Geld­politisch bedarf es dazu erst einmal einer wirksamen Trans­mission der Zentralbank-Steuerungsimpulse. Eine Transmission erfolgt umso mehr, je mehr Zentralbankgeld (Vollgeld) als Mengenhebel in Umlauf ist. Eine besondere Rolle kommt dabei der Einführ­ung und weiten Verbreitung von digitalem Zentralbankgeld zu, einem digitalen Euro, in Ergänzung des stoff­lichen Bargelds sowie in Wettbewerb zum Bankengeld. Eine komplette Vollgeldreform mit Beendigung des Giralgeld­privilegs der Banken erscheint realpolitisch gegenwärtig unwahrscheinlich. Ungeachtet dessen bedarf das gesetzliche Mandat der Zentralbanken einer Präzi­sierung und Ergänzung ihrer Aufgaben, Zielgrößen und Instrumente – unter Beibehaltung der getrennten Zustän­dig­keit für Geld­politik (Zentralbank) und Fiskalpolitik (Regierung und Parlament).  

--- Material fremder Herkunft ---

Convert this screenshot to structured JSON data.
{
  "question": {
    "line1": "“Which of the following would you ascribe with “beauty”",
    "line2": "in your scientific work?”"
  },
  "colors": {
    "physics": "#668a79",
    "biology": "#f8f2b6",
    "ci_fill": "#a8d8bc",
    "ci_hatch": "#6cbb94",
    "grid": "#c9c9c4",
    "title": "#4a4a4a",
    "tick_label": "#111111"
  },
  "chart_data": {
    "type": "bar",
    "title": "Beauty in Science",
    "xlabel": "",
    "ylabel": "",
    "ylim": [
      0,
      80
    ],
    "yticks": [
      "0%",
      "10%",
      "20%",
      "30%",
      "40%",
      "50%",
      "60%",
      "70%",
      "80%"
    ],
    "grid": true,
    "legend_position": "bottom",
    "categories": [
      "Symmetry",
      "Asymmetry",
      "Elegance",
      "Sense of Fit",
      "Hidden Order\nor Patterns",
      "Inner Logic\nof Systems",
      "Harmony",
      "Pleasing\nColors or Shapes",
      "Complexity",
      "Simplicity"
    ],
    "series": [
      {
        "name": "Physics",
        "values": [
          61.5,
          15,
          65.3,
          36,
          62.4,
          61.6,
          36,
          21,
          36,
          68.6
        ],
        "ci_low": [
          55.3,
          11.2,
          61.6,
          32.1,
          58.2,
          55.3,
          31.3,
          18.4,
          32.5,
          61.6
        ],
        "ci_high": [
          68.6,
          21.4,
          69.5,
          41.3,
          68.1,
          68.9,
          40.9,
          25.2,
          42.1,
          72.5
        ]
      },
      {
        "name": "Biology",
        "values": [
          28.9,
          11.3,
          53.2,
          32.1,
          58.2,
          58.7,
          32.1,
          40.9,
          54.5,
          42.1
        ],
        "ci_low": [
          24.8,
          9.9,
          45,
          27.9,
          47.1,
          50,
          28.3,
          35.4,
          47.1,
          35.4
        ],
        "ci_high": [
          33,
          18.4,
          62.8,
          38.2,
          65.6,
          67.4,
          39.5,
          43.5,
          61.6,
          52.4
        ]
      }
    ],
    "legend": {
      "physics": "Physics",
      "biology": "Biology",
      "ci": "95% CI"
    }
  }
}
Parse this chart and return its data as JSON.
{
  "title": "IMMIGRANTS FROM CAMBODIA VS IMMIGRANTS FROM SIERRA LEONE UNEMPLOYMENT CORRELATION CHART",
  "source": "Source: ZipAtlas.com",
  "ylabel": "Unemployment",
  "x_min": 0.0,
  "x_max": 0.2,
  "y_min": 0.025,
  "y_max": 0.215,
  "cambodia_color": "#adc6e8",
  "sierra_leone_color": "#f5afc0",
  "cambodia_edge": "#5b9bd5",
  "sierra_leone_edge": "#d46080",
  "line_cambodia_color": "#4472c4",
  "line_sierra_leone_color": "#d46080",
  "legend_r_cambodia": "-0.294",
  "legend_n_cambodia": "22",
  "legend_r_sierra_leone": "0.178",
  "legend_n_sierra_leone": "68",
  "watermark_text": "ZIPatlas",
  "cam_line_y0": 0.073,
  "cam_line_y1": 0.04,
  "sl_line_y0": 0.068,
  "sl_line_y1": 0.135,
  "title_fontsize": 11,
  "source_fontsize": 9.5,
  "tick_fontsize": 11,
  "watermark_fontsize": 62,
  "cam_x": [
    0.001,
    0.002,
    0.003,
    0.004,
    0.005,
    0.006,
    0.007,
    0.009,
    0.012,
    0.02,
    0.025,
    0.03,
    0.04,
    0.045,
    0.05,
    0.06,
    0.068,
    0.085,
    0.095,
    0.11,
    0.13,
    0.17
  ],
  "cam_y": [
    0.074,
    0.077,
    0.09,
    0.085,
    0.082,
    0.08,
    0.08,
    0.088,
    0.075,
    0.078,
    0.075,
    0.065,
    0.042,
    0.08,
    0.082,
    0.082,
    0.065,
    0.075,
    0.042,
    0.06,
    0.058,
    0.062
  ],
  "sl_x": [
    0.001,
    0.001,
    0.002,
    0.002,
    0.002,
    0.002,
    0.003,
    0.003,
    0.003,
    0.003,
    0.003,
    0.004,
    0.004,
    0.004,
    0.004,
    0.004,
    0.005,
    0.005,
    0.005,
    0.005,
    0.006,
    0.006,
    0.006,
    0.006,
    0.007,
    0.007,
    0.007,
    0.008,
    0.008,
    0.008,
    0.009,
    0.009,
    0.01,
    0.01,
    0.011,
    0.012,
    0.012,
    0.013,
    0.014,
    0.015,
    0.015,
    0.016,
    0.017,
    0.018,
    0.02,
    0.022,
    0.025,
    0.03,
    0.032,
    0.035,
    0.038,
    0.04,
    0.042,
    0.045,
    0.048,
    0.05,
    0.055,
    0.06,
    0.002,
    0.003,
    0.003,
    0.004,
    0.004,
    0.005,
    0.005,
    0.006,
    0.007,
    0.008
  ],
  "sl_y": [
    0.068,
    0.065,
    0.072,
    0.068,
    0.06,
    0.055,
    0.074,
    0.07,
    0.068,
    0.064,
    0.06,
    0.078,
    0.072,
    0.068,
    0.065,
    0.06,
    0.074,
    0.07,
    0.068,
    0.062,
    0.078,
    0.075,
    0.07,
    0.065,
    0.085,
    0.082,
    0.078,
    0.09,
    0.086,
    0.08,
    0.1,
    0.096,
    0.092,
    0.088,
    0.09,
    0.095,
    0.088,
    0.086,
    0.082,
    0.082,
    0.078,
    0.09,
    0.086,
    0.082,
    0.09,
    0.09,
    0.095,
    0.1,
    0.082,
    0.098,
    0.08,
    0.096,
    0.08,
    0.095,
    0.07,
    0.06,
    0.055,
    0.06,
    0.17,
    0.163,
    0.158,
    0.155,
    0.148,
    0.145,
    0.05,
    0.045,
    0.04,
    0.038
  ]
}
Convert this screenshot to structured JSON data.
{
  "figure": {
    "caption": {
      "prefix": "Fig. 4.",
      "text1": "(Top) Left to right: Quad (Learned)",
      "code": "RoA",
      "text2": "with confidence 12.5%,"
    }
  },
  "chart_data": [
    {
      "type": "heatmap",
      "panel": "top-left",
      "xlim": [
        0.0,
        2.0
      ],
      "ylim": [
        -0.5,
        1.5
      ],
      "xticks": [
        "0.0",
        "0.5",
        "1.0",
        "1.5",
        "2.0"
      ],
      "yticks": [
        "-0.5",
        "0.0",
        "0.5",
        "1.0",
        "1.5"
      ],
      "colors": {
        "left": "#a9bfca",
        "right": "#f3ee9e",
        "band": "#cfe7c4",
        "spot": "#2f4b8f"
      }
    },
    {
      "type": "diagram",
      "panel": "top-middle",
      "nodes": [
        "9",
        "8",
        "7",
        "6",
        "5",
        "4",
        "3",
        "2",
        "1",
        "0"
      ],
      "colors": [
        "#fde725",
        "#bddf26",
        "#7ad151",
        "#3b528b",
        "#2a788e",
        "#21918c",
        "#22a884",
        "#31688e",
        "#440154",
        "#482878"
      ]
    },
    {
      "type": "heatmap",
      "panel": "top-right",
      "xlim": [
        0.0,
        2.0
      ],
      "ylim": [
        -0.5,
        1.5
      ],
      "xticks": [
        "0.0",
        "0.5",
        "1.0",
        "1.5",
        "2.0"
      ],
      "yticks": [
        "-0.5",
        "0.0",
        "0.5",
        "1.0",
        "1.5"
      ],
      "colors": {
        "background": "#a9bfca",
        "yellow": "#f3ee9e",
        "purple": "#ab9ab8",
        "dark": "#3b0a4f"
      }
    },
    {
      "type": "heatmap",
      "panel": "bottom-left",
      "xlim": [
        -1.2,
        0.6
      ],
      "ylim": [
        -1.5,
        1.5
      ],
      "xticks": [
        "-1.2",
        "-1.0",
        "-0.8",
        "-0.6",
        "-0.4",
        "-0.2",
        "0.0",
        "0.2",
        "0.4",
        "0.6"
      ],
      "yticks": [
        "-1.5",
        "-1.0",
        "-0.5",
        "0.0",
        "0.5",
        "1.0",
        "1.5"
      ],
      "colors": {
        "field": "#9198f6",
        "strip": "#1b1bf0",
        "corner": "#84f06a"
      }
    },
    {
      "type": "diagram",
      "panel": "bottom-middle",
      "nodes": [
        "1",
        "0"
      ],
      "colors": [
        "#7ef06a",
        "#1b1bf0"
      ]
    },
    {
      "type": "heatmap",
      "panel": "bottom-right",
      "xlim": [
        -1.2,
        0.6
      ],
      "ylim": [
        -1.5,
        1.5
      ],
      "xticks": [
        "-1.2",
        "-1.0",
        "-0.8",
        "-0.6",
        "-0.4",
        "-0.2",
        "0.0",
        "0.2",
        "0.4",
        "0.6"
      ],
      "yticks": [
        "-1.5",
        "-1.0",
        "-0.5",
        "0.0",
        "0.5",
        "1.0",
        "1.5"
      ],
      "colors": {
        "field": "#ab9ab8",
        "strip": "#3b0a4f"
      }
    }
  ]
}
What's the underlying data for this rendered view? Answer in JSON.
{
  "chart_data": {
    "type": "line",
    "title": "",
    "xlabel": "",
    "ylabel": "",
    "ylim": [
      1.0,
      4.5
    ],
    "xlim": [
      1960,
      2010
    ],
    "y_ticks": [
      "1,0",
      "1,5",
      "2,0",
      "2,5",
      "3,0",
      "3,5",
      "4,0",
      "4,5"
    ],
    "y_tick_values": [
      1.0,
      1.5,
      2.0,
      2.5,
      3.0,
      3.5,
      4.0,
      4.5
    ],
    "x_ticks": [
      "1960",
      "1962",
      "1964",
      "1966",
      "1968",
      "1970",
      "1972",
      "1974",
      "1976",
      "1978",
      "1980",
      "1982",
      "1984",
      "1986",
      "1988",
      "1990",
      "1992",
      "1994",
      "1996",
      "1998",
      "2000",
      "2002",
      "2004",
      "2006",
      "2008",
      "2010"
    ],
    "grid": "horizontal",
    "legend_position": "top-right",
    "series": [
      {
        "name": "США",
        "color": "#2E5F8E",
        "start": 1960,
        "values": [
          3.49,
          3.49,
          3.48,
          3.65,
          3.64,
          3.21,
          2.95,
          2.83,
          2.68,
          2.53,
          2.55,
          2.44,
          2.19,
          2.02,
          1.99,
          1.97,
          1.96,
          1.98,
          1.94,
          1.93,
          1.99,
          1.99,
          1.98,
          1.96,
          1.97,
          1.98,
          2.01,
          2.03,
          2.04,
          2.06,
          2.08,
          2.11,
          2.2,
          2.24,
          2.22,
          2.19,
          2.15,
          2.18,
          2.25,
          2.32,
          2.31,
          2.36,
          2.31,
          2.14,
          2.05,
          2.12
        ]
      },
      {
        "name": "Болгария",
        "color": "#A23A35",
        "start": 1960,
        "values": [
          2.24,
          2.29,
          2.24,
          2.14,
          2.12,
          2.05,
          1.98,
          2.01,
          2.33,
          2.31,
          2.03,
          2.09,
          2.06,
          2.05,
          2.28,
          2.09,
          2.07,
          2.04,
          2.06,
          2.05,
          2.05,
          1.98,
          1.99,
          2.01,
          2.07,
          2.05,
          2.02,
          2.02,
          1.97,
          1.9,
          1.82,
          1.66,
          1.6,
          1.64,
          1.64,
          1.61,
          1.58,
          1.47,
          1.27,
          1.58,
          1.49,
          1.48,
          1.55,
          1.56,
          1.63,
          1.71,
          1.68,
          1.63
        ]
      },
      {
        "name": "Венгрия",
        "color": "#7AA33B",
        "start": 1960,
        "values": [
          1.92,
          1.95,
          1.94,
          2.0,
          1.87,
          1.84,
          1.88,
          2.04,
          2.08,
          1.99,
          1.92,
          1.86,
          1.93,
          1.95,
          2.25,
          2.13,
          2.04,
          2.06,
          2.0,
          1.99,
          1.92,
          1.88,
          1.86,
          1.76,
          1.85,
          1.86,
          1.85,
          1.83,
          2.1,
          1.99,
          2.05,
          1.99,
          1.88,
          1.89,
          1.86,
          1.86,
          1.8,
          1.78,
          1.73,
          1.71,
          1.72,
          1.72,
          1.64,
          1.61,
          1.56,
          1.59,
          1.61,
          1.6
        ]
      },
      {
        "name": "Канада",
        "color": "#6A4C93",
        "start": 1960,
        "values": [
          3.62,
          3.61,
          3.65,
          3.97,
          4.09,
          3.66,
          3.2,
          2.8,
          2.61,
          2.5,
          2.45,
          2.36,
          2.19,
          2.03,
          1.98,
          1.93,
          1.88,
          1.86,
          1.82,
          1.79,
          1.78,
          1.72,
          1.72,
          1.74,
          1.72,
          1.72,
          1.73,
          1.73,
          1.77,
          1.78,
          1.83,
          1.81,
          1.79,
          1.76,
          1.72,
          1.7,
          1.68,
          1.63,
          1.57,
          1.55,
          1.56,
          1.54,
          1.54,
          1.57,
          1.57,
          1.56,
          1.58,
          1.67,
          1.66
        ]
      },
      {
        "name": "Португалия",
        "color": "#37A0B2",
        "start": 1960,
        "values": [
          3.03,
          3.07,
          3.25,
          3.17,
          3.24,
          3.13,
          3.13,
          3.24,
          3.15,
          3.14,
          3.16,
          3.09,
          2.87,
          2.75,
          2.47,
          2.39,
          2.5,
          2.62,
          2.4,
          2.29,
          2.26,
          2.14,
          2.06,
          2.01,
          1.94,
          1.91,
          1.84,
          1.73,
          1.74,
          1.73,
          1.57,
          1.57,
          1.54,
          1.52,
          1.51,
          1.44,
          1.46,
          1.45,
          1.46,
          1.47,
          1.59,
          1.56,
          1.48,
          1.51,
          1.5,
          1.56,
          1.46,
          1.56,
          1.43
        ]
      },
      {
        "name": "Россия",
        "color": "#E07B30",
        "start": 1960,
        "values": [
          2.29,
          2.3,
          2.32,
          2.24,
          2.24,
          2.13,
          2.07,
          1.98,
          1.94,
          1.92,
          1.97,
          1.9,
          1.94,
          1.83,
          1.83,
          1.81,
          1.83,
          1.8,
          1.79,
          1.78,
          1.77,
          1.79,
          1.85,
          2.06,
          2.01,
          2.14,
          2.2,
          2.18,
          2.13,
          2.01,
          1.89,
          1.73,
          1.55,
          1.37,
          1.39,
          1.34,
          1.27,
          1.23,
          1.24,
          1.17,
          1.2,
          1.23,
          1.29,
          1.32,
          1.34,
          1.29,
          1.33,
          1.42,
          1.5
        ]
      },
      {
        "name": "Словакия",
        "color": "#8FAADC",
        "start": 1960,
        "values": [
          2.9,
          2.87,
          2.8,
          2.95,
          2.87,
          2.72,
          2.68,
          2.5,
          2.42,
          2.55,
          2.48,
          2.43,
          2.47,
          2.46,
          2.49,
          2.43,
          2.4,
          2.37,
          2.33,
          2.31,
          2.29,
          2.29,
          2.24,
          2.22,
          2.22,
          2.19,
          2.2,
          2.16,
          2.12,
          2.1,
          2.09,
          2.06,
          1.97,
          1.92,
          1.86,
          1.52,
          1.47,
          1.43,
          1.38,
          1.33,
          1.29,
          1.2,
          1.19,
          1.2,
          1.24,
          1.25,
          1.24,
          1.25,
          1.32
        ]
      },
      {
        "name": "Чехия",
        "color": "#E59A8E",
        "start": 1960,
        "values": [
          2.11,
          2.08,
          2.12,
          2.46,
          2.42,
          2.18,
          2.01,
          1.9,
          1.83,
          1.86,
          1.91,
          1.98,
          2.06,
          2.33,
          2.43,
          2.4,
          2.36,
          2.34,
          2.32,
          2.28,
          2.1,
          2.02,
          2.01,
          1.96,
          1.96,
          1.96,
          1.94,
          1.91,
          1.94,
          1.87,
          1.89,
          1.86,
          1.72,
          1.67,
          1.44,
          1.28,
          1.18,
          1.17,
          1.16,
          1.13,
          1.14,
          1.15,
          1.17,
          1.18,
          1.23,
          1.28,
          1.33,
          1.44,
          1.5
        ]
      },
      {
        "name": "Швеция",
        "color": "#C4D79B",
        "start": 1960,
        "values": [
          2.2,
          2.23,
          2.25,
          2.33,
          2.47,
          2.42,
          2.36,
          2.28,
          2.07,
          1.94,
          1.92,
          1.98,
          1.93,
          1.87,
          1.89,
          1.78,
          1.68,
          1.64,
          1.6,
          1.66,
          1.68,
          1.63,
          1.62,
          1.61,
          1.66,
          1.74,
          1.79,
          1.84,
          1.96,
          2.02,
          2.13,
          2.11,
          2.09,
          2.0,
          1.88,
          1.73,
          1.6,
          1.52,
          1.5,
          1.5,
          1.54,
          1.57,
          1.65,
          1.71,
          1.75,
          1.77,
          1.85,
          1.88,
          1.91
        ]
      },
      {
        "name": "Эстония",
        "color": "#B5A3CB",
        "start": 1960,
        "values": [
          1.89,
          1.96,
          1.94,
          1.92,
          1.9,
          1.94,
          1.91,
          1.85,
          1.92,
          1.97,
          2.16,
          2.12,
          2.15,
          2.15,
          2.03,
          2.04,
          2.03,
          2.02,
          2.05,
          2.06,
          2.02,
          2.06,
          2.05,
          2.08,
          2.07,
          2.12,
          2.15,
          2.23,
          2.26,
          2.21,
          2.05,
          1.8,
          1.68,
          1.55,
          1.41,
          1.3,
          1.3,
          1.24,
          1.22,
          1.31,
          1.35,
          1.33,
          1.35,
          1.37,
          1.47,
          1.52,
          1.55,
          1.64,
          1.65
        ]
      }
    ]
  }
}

Zu geeigneten weiteren Instrumenten der Finanzmarktpolitik gehören u.a. der aufkom­mens­neutrale Ausbau einer Finanz-Transaktionssteuer im systematischen Rahmen aller Umsatzsteuern, sodann Haltefristen für eingegangene Positionen (differenziert befristete Haltegebote), sowie gestufte Zinsen für realwirtschaftliche Finanzierungen zum einen und Nicht-BIP-Finanzen zum anderen. Von fiskalischer Seite sollte die Einkommenssteuer restrukturiert werden. Die Aus­setzung der Vermögenssteuer in Deutschland sollte beendet werden. Die Erbschafts­steuer sollte Betriebsvermögen und selbst ­genutztes Wohneigentum verschonen, dafür aber Nicht-BIP-Finanzvermögen stärker besteuern.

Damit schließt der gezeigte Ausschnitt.